Still more than I make

[–] avidamoeba@lemmy.ca 2 points 1 month ago (2 children)

I think when they say "home" they mean detached/semi-detached. Not condos.

[–] tootoughtoremember@lemmy.world 4 points 1 month ago (1 children)

Average home prices are from the CREA MLS® Home Price Index (HPI)

I was able to match the pricing data in the article to the "Composite" figures on the HPI website. The amounts include condos.

[–] avidamoeba@lemmy.ca 2 points 1 month ago* (last edited 1 month ago) (1 children)

Interesting. Does it say if it's an average or a median?

HouseSigma shows a median for all property types in July of 854,000 for Toronto and 950,000 for GTA.

[–] tootoughtoremember@lemmy.world 3 points 1 month ago

It doesn't appear to use either.

The MLS® HPI is based on the value home buyers assign to various housing attributes, which tend to evolve gradually over time.

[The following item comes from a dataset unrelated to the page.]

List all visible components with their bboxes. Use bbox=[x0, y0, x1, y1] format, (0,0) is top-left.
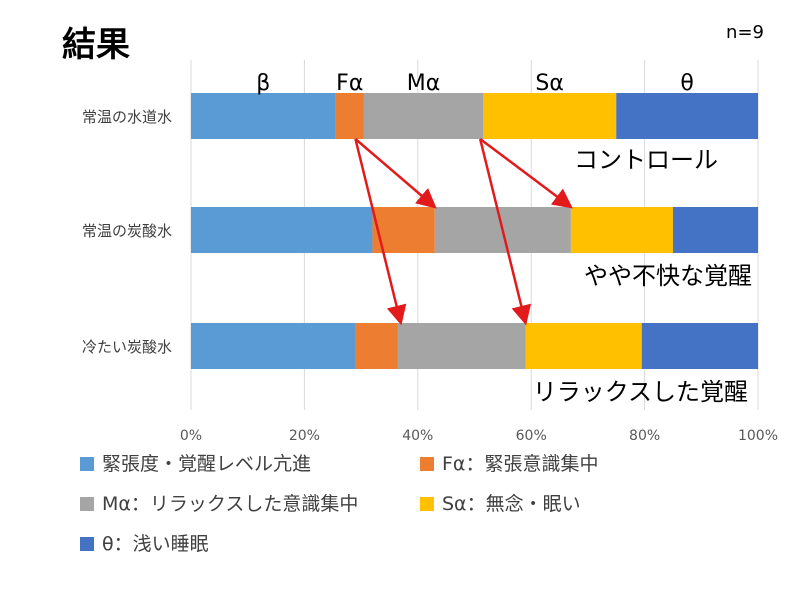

I can't seem to find how they define value, or how they determine a home buyers interest in various housing attributes.

Since it's MLS own metric, I would take it with a grain of salt anyways.

[–] BlameThePeacock@lemmy.ca 2 points 1 month ago

There are 2 (two) detached houses in Greater Victoria (0 in the City of Victoria) for less than $872k ( I just checked the MLS)

So there's no way this isn't heavily weighted towards townhouses/condos.